Inadequate compensation paid to farmers, due to marauding elephants invading their croplands, may be the cause of the aggravating human elephant conflict (HEC) in Sri Lanka, German-based ResearchGate (RG), a commercial social networking site for scientists and researchers, according to Wikipedia, said.
RG quoting Sri Lankan conservation specialist and zoologist Charles Santiapillai said: “It appears that Sri Lanka may have more elephants than it can sustain without much conflict with man.”
RG, further quoting Santiapillai, said that he found that 94 per cent of affected farming households due to crop raiding elephants received no compensation payments. Crop raids are widely seen as the root causes of HEC. No less than 14,516 incidents of HEC in Sri Lanka were reported to the Department of Wildlife Conservation (DWC) in the period 2010–2019, RG, further quoting Santiapillai, said. If adequate compensation is paid to farmers; that may possibly mitigate HEC.
Meanwhile, yesterday, this newspaper carried a story under the heading ‘Lives of 1,110 jumbos, 376 people lost’ as a result of HEC.
Quoting Wildlife Minister Mahinda Amaraweera it said that in the first four months of this year alone 47 elephant deaths and 34 human deaths were reported due to HEC. It said that HEC were reported from 131 divisional secretariats in 19 districts.
“As a solution, the Ministry expects to increase the number of electric fences in districts in which most of the HEC cases are reported,” the news item quoting the Minister concluded.
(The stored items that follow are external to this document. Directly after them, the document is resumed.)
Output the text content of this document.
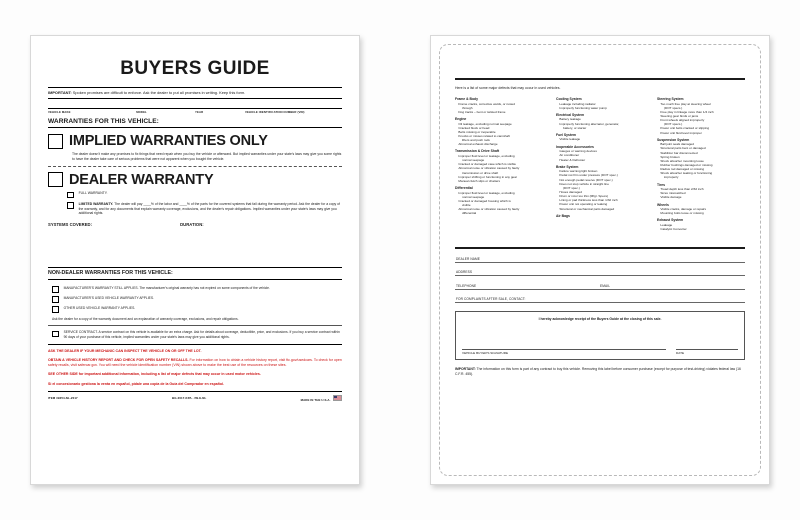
BUYERS GUIDE
IMPORTANT: Spoken promises are difficult to enforce. Ask the dealer to put all promises in writing. Keep this form.
VEHICLE MAKE	MODEL	YEAR	VEHICLE IDENTIFICATION NUMBER (VIN)
WARRANTIES FOR THIS VEHICLE:
IMPLIED WARRANTIES ONLY
The dealer doesn't make any promises to fix things that need repair when you buy the vehicle or afterward. But implied warranties under your state's laws may give you some rights to have the dealer take care of serious problems that were not apparent when you bought the vehicle.
DEALER WARRANTY
FULL WARRANTY.
LIMITED WARRANTY. The dealer will pay ____% of the labor and ____% of the parts for the covered systems that fail during the warranty period. Ask the dealer for a copy of the warranty, and for any documents that explain warranty coverage, exclusions, and the dealer's repair obligations. Implied warranties under your state's laws may give you additional rights.
SYSTEMS COVERED:	DURATION:
NON-DEALER WARRANTIES FOR THIS VEHICLE:
MANUFACTURER'S WARRANTY STILL APPLIES. The manufacturer's original warranty has not expired on some components of the vehicle.
MANUFACTURER'S USED VEHICLE WARRANTY APPLIES.
OTHER USED VEHICLE WARRANTY APPLIES.
Ask the dealer for a copy of the warranty document and an explanation of warranty coverage, exclusions, and repair obligations.
SERVICE CONTRACT. A service contract on this vehicle is available for an extra charge. Ask for details about coverage, deductible, price, and exclusions. If you buy a service contract within 90 days of your purchase of this vehicle, implied warranties under your state's laws may give you additional rights.
ASK THE DEALER IF YOUR MECHANIC CAN INSPECT THE VEHICLE ON OR OFF THE LOT.
OBTAIN A VEHICLE HISTORY REPORT AND CHECK FOR OPEN SAFETY RECALLS. For information on how to obtain a vehicle history report, visit ftc.gov/usedcars. To check for open safety recalls, visit safercar.gov. You will need the vehicle identification number (VIN) shown above to make the best use of the resources on these sites.
SEE OTHER SIDE for important additional information, including a list of major defects that may occur in used motor vehicles.
Si el concesionario gestiona la venta en español, pídale una copia de la Guía del Comprador en español.
ITEM #9254-NL-2017	BG-2017-KPA - IW-E-NL	MADE IN THE U.S.A.
Here is a list of some major defects that may occur in used vehicles.
Frame & Body
Frame cracks, corrective welds, or rusted
through
Dog tracks – bent or twisted frame
Engine
Oil leakage, excluding normal seepage
Cracked block or head
Belts missing or inoperable
Knocks or misses related to camshaft
lifters and push rods
Abnormal exhaust discharge
Transmission & Drive Shaft
Improper fluid level or leakage, excluding
normal seepage
Cracked or damaged case which is visible
Abnormal noise or vibration caused by faulty
transmission or drive shaft
Improper shifting or functioning in any gear
Manual clutch slips or chatters
Differential
Improper fluid level or leakage, excluding
normal seepage
Cracked or damaged housing which is
visible
Abnormal noise or vibration caused by faulty
differential
Cooling System
Leakage including radiator
Improperly functioning water pump
Electrical System
Battery leakage
Improperly functioning alternator, generator,
battery, or starter
Fuel System
Visible leakage
Inoperable Accessories
Gauges or warning devices
Air conditioner
Heater & Defroster
Brake System
Failure warning light broken
Pedal not firm under pressure (DOT spec.)
Not enough pedal reserve (DOT spec.)
Does not stop vehicle in straight line
(DOT spec.)
Hoses damaged
Drum or rotor too thin (Mfgr. Specs)
Lining or pad thickness less than 1/32 inch
Power unit not operating or leaking
Structural or mechanical parts damaged
Air Bags
Steering System
Too much free play at steering wheel
(DOT specs.)
Free play in linkage more than 1/4 inch
Steering gear binds or jams
Front wheels aligned improperly
(DOT specs.)
Power unit belts cracked or slipping
Power unit fluid level improper
Suspension System
Ball joint seals damaged
Structural parts bent or damaged
Stabilizer bar disconnected
Spring broken
Shock absorber mounting loose
Rubber bushings damaged or missing
Radius rod damaged or missing
Shock absorber leaking or functioning
improperly
Tires
Tread depth less than 2/32 inch
Sizes mismatched
Visible damage
Wheels
Visible cracks, damage or repairs
Mounting bolts loose or missing
Exhaust System
Leakage
Catalytic Converter
DEALER NAME
ADDRESS
TELEPHONE	EMAIL
FOR COMPLAINTS AFTER SALE, CONTACT:
I hereby acknowledge receipt of the Buyers Guide at the closing of this sale.
VEHICLE BUYER'S SIGNATURE	DATE
IMPORTANT: The information on this form is part of any contract to buy this vehicle. Removing this label before consumer purchase (except for purpose of test-driving) violates federal law (16 C.F.R. 455).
But are electric fences the solution to mitigate HEC? Media yesterday reported that three elephants were electrocuted by an illegally drawn power line by a farmer in Mihintale.
It said that though some farmers have built electric fences at their own expense to protect their crop, however, many who have “economic difficulties” are engaged in unauthorized activities like the above.
Media further quoting Police said that the suspect responsible for the above illegal power tapping will be arrested and legal proceedings will be instituted against him. Electricity tapping is an offence under the law.
According to RG, “The first elephant census in Sri Lanka, conducted by volunteers under the aegis of the DWC in 2011, led to a count of 5,879 elephants in the wild. In September 2019, DWC conducted its second islandwide elephant census, but results have not yet been published. There are also some tame elephants in the country, but as these generally do not breed in captivity, they are not of great interest from a conservation viewpoint.”
RG said that India has the largest number of Asian elephants in a single country followed by Sri Lanka, where over 70 per cent of elephant ranges lie outside protected areas (PA) and therefore these are the spaces where human–elephant encounters are hostile and problematic. Due to this high intensity of human–elephant interactions outside of PA, the Sri Lankan case is particularly important, it said.
As of 2017, Sri Lanka had 101 PA, including 24 national parks, said RG. These are under the management of the DWC, described by former director Sumith Pilapitiya as “understaffed” and subject to “political interference” and this critique has also been aimed at PA in Sri Lanka which play an essential role in elephant conservation, added RG.
Meanwhile, in a paper called ‘Modern Solution for HEC’, authored by researchers at the Sri Lanka Institute of Information Technology (SLIIT) and Sri Jayewardenepura University (SJU), it recommends the use of a wireless sensor-based networkusing geophones, microwave radar sensors and infra red (IR) beams to detect elephants and integrate with alerting and elephant scare away systems to mitigate HEC.
Researchers discovered a method to detect elephants using the vibration of elephant footfalls gathered from geophones, readings from microwave Radar systems and readings from IR beam systems, SJU in another paper regarding the above research said.
This method is not used or tested in this kind of study so far. A research team at SJP’s Technology Faculty continues enhancing this study, it said. The test environment for this isunder construction in Habarana, SJU said.